Мое чувство больше напоминает тревогу, которая шевелится где-то между ребрами, но откуда тревога? Я столько пережила. Неужели я до сих пор чего-то боюсь?
Я проверяю вторую открытку Зака и конверт. Марки гласят: «Лос-Анджелес» и «Сан-Франциско». Ни на одном нет даты. Почтовые штампы не выходят за пределы марок. Уголки самих марок достаточно подцепить – и они отходят, как будто их уже отклеивали раньше.
У меня нет осязаемых причин думать, что Зак не в Нью-Йорке. Что занят не тем, о чем мне пишет.

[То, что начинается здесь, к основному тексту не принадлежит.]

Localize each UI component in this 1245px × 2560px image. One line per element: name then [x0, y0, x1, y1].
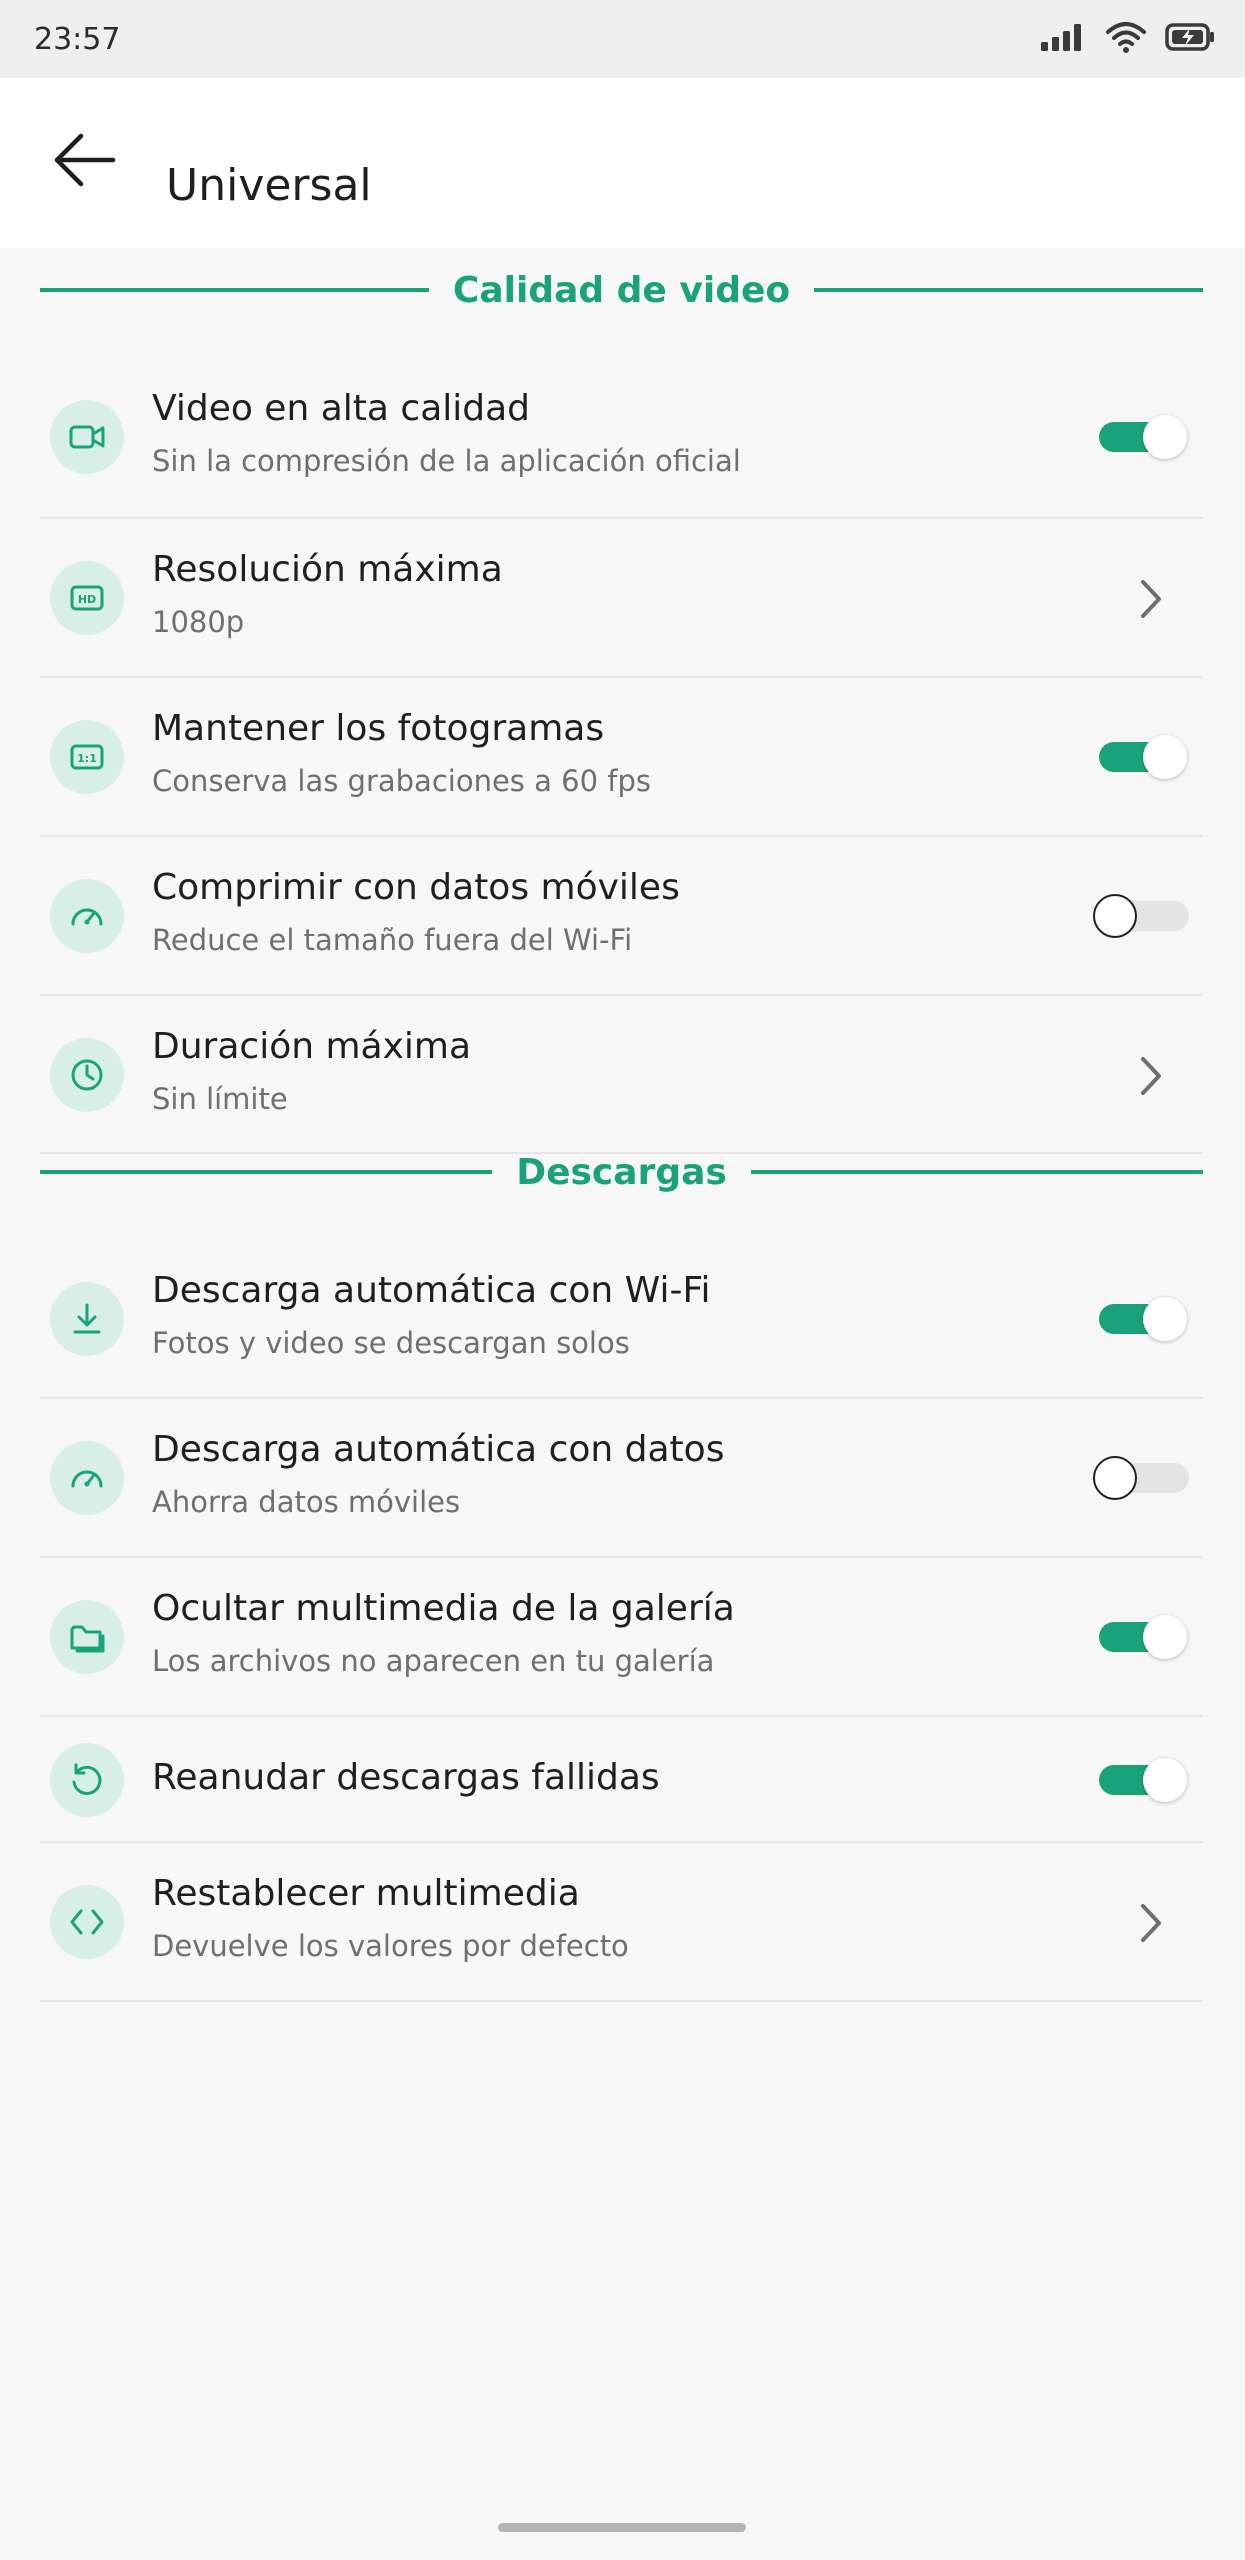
svg-text:1:1: 1:1 — [77, 752, 97, 765]
aspect-ratio-icon: 1:1 — [50, 720, 124, 794]
section-header-downloads: Descargas — [40, 1140, 1204, 1204]
speedometer-icon — [50, 879, 124, 953]
toggle-knob — [1143, 1758, 1187, 1802]
setting-subtitle: 1080p — [152, 605, 245, 639]
back-button[interactable] — [44, 126, 124, 198]
wifi-icon — [1105, 20, 1147, 58]
app-bar: Universal — [0, 78, 1245, 248]
toggle-switch[interactable] — [1099, 730, 1187, 782]
setting-subtitle: Sin límite — [152, 1082, 288, 1116]
toggle-switch[interactable] — [1093, 1451, 1189, 1503]
toggle-switch[interactable] — [1093, 889, 1189, 941]
setting-compress-mobile-data[interactable]: Comprimir con datos móviles Reduce el ta… — [40, 837, 1203, 996]
setting-subtitle: Sin la compresión de la aplicación ofici… — [152, 444, 741, 478]
toggle-switch[interactable] — [1099, 1610, 1187, 1662]
setting-subtitle: Conserva las grabaciones a 60 fps — [152, 764, 651, 798]
setting-title: Mantener los fotogramas — [152, 708, 605, 749]
status-bar: 23:57 — [0, 0, 1245, 78]
setting-subtitle: Los archivos no aparecen en tu galería — [152, 1644, 715, 1678]
setting-keep-framerate[interactable]: 1:1 Mantener los fotogramas Conserva las… — [40, 678, 1203, 837]
toggle-switch[interactable] — [1099, 410, 1187, 462]
status-icons — [1039, 18, 1215, 60]
section-divider — [814, 288, 1204, 292]
setting-title: Duración máxima — [152, 1026, 472, 1067]
toggle-knob — [1143, 1297, 1187, 1341]
setting-subtitle: Reduce el tamaño fuera del Wi-Fi — [152, 923, 633, 957]
setting-reset-media[interactable]: Restablecer multimedia Devuelve los valo… — [40, 1843, 1203, 2002]
chevron-right-icon — [1131, 1899, 1171, 1947]
section-divider — [40, 1170, 493, 1174]
section-divider — [40, 288, 429, 292]
setting-title: Resolución máxima — [152, 549, 503, 590]
setting-title: Ocultar multimedia de la galería — [152, 1588, 735, 1629]
section-title-downloads: Descargas — [516, 1151, 727, 1193]
status-time: 23:57 — [34, 22, 121, 57]
setting-title: Descarga automática con Wi-Fi — [152, 1270, 711, 1311]
setting-title: Restablecer multimedia — [152, 1873, 580, 1914]
setting-subtitle: Ahorra datos móviles — [152, 1485, 461, 1519]
svg-text:HD: HD — [78, 593, 96, 606]
code-icon — [50, 1885, 124, 1959]
setting-hide-media-gallery[interactable]: Ocultar multimedia de la galería Los arc… — [40, 1558, 1203, 1717]
video-camera-icon — [50, 400, 124, 474]
setting-subtitle: Fotos y video se descargan solos — [152, 1326, 630, 1360]
chevron-right-icon — [1131, 1052, 1171, 1100]
setting-auto-download-wifi[interactable]: Descarga automática con Wi-Fi Fotos y vi… — [40, 1240, 1203, 1399]
page-title: Universal — [166, 160, 372, 211]
arrow-left-icon — [51, 130, 117, 194]
clock-icon — [50, 1038, 124, 1112]
setting-max-duration[interactable]: Duración máxima Sin límite — [40, 996, 1203, 1154]
setting-auto-download-data[interactable]: Descarga automática con datos Ahorra dat… — [40, 1399, 1203, 1558]
folder-icon — [50, 1600, 124, 1674]
setting-resume-failed-downloads[interactable]: Reanudar descargas fallidas — [40, 1717, 1203, 1843]
setting-title: Descarga automática con datos — [152, 1429, 725, 1470]
signal-icon — [1039, 22, 1087, 56]
setting-subtitle: Devuelve los valores por defecto — [152, 1929, 629, 1963]
download-icon — [50, 1282, 124, 1356]
section-divider — [750, 1170, 1204, 1174]
retry-icon — [50, 1743, 124, 1817]
setting-title: Comprimir con datos móviles — [152, 867, 680, 908]
home-indicator[interactable] — [498, 2523, 746, 2532]
toggle-switch[interactable] — [1099, 1292, 1187, 1344]
toggle-knob — [1093, 1456, 1137, 1500]
section-title-video: Calidad de video — [452, 269, 791, 311]
setting-video-high-quality[interactable]: Video en alta calidad Sin la compresión … — [40, 358, 1203, 519]
toggle-knob — [1143, 735, 1187, 779]
toggle-switch[interactable] — [1099, 1753, 1187, 1805]
setting-title: Video en alta calidad — [152, 388, 531, 429]
toggle-knob — [1143, 1615, 1187, 1659]
toggle-knob — [1143, 415, 1187, 459]
toggle-knob — [1093, 894, 1137, 938]
chevron-right-icon — [1131, 575, 1171, 623]
speedometer-icon — [50, 1441, 124, 1515]
setting-max-resolution[interactable]: HD Resolución máxima 1080p — [40, 519, 1203, 678]
section-header-video: Calidad de video — [40, 258, 1204, 322]
battery-charging-icon — [1165, 22, 1215, 56]
setting-title: Reanudar descargas fallidas — [152, 1757, 660, 1798]
hd-icon: HD — [50, 561, 124, 635]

Но черные крылья тревоги хлопают под моим сердцем, и я просто знаю.
Знаю.
Я знаю, что меня водят за нос.
Я звоню по номеру, указанному на сайте.
– «Добрая олива», оливковая ферма и контактный зоопарк.
– Бекки?
– Да, слушаю вас.
– Значит, ты на ферме.
– Ну да… простите, кто это?
– Значит, вы вернулись?
– Откуда?
Я вешаю трубку и тут же пытаюсь набрать номер Зака, но он не подходит. Я слушаю длинные гудки и представляю, как он сейчас смотрит на экран. Я думаю, он знает, что я знаю.
Теперь у меня в груди бьется настоящая паника. Я пытаюсь успокоиться, но ничто не помогает: ни подышать воздухом, ни полюбоваться деревом. На нем пять трогательных зеленых оливок. У него такие спокойные серебряные листья. Я не понимаю, верить этим листьям или своей тревоге.